I find it normal in the MK10. It has a smaller piston head compared to MK5, so it is slower reacting to pressure drop caused by pushing the purge button or inhaling.
The MK10 is a great reg, but it is designed for being matched with a balanced second, such as a 109 modified to BA, a 156 or a G250.
These regs do not suffer of the pressure drop of the MK10.
If using an unbalanced second, you probably will get more constant performances with a MK5.
 
I find it normal in the MK10. It has a smaller piston head compared to MK5, so it is slower reacting to pressure drop caused by pushing the purge button or inhaling.
The MK10 is a great reg, but it is designed for being matched with a balanced second, such as a 109 modified to BA, a 156 or a G250.
These regs do not suffer of the pressure drop of the MK10.
If using an unbalanced second, you probably will get more constant performances with a MK5.
What would be the understanding. smaller piston, larger stroke to move same amount of air?
 
What would be the understanding. smaller piston, larger stroke to move same amount of air?
The point is not "moving air", this is not a pump!
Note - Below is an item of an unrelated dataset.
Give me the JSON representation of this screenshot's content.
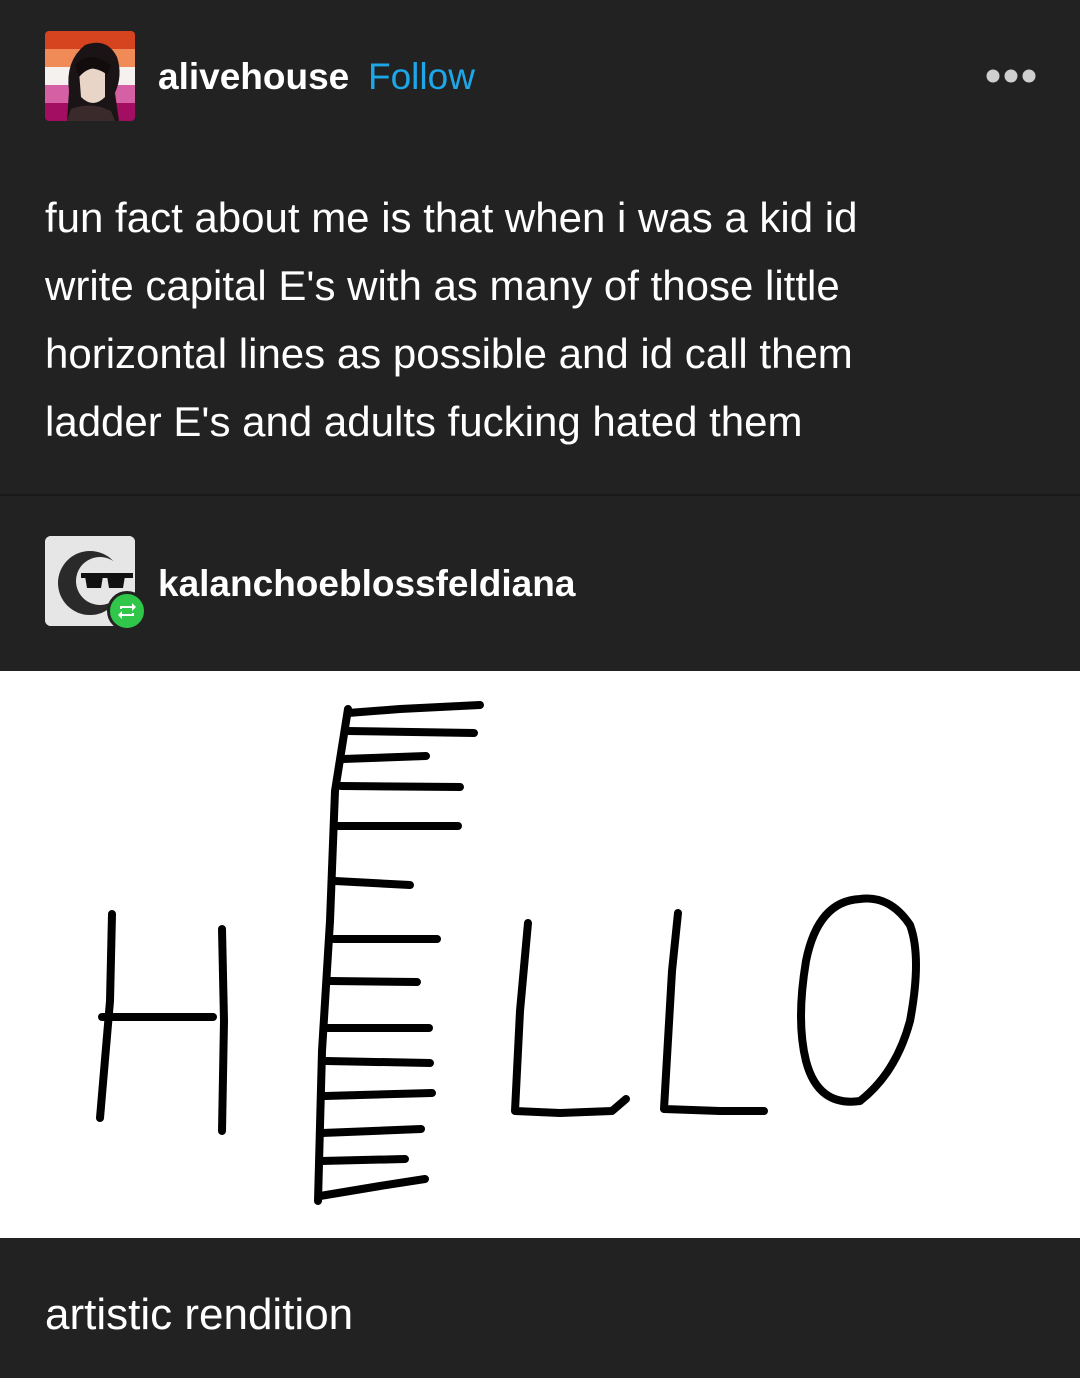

The point is being sensitive to pressure drop. When the pressure reduces as the valve on second stage opens, the piston must move from the closure position, opening a gap through which the high pressure air gets laminated, until the increase of pressure shuts the piston back again the seat.
A piston with a large stem (allowing for a large flow) but a small head is slower reacting to pressure reduction. The MK5 was faster, thanks to the stiffer spring acting against a piston with larger head.
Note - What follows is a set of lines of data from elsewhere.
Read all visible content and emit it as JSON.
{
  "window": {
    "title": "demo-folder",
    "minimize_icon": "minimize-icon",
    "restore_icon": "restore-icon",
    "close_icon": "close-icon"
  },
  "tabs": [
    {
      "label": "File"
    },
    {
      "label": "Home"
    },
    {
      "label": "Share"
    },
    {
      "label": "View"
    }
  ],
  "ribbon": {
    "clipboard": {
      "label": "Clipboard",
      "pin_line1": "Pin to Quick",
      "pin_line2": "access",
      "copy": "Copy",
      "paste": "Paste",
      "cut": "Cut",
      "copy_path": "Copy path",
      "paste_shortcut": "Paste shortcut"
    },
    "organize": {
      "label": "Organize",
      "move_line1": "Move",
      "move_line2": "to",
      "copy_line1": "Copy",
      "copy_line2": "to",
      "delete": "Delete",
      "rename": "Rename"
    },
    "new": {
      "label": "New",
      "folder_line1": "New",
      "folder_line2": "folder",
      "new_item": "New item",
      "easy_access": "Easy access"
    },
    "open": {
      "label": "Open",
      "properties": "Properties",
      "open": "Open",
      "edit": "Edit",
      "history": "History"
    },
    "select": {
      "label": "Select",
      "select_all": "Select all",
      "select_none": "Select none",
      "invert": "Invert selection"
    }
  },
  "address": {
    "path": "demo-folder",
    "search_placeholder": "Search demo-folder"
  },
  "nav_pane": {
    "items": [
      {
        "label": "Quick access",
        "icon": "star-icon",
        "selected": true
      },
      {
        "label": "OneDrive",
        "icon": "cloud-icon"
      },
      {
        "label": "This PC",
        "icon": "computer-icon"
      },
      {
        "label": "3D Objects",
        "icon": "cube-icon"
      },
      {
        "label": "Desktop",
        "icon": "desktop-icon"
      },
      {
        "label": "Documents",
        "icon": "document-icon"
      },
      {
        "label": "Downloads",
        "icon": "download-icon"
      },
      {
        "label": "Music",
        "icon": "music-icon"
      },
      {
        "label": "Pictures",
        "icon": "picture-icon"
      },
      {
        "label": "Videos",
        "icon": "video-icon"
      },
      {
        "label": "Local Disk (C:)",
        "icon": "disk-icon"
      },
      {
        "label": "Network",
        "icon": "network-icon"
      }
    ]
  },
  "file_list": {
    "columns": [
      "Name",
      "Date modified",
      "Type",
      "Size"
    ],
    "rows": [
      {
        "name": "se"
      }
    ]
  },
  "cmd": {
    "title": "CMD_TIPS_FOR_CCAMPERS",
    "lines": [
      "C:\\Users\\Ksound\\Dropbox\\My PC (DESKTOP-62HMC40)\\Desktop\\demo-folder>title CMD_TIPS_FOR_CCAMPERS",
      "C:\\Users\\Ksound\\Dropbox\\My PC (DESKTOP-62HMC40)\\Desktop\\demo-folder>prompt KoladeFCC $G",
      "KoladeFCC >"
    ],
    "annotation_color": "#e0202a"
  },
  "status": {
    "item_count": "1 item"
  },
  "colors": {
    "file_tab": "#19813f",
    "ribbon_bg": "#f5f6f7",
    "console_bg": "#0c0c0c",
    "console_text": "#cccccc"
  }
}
In both regs the piston travels for the same stroke.
A piston reg is not a piston engine...
 
In any scenario with any of those SP piston regs, they will deliver way more air than would be needed in any scenario with two divers huffing away on the same reg at any depth. So the whole pressure drop point is somewhat moot anyway.
Pistons excel at airflow because there really is no limit to how far that well lubed piston can slide back to keep up with demand, except for spring pressure.
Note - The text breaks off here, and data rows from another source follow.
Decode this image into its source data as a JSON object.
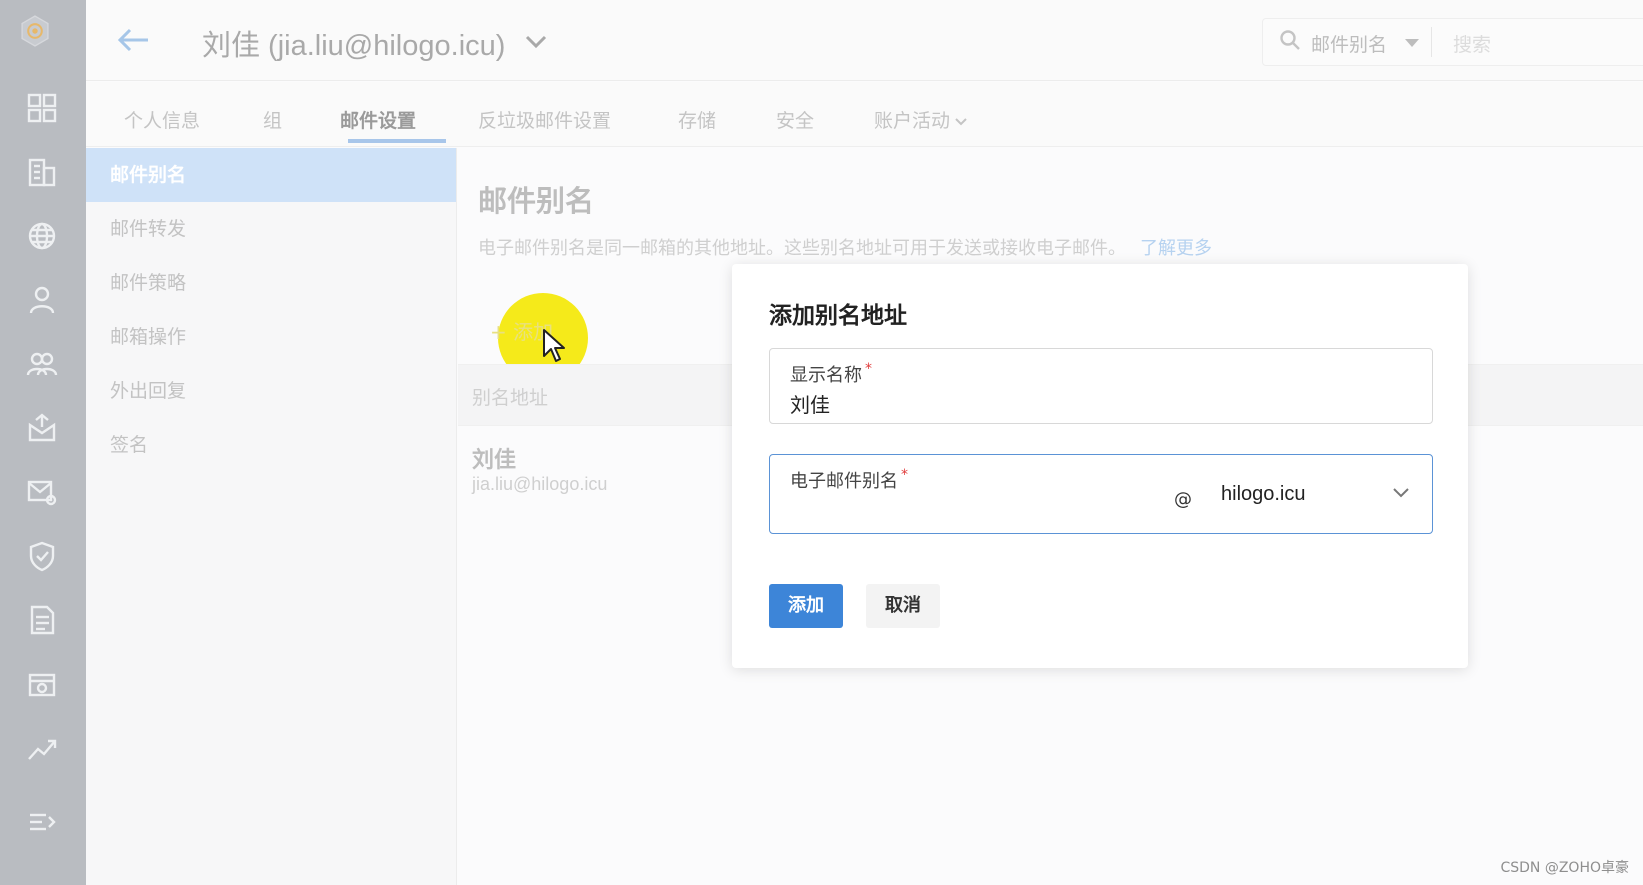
{
  "header": {
    "title": "刘佳 (jia.liu@hilogo.icu)",
    "search_scope": "邮件别名",
    "search_placeholder": "搜索"
  },
  "tabs": [
    {
      "label": "个人信息"
    },
    {
      "label": "组"
    },
    {
      "label": "邮件设置",
      "active": true
    },
    {
      "label": "反垃圾邮件设置"
    },
    {
      "label": "存储"
    },
    {
      "label": "安全"
    },
    {
      "label": "账户活动",
      "has_dropdown": true
    }
  ],
  "subnav": [
    {
      "label": "邮件别名",
      "active": true
    },
    {
      "label": "邮件转发"
    },
    {
      "label": "邮件策略"
    },
    {
      "label": "邮箱操作"
    },
    {
      "label": "外出回复"
    },
    {
      "label": "签名"
    }
  ],
  "content": {
    "heading": "邮件别名",
    "description": "电子邮件别名是同一邮箱的其他地址。这些别名地址可用于发送或接收电子邮件。",
    "learn_more": "了解更多",
    "add_button": "+ 添加",
    "table_header": "别名地址",
    "row_name": "刘佳",
    "row_email": "jia.liu@hilogo.icu"
  },
  "dialog": {
    "title": "添加别名地址",
    "display_name_label": "显示名称",
    "display_name_value": "刘佳",
    "alias_label": "电子邮件别名",
    "at_symbol": "@",
    "domain": "hilogo.icu",
    "add_button": "添加",
    "cancel_button": "取消"
  },
  "rail_icons": [
    "logo-icon",
    "dashboard-icon",
    "organization-icon",
    "domains-icon",
    "user-icon",
    "groups-icon",
    "inbox-icon",
    "mail-settings-icon",
    "security-icon",
    "reports-icon",
    "storage-icon",
    "analytics-icon",
    "collapse-menu-icon"
  ],
  "colors": {
    "accent": "#3d85d8",
    "rail_bg": "#b9bcc1",
    "highlight": "#f5ea1a"
  },
  "watermark": "CSDN @ZOHO卓豪"
}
If you want to see what miserable performance is with two second stages fully at work at depth on a single 1st stage, try and old diaphragm reg that had a small diameter thick diaphragm with hardly any flex and a small volcano orifice. Those were truelly dismal breathers!
 
My Mk5 which was rebuilt not too long ago has an IP of 130. It will drop to 115 and sustain that pressure throughout a long breath, never dropping below that. It recovers quickly.
A Mk5 that has a pressure drop from 135 to 100 under load right after a rebuild doesn't seem right to me.
Does the IP spring back to 135 quickly after the breath/ purge? Like almost instantaneously?
 
My Mk5 which was rebuilt not too long ago has an IP of 130. It will drop to 115 and sustain that pressure throughout a long breath, never dropping below that. It recovers quickly.
A Mk5 that has a pressure drop from 135 to 100 under load right after a rebuild doesn't seem right to me.
Does the IP spring back to 135 quickly after the breath/ purge? Like almost instantaneously?
You are correct. In a MK5 the max drop during air flow is around 15 PSI.
But here we are talking of a MK10.
During a massive air flow, it is normal that a MK10 drops 30 PSI. But the max air flow is also almost twice that of a MK5...
That's the price to pay for such a massive air flow.
And this pressure drop does not cause significant problems to a balanced second stage.
 
OOPS! Thanks for your gentle correction.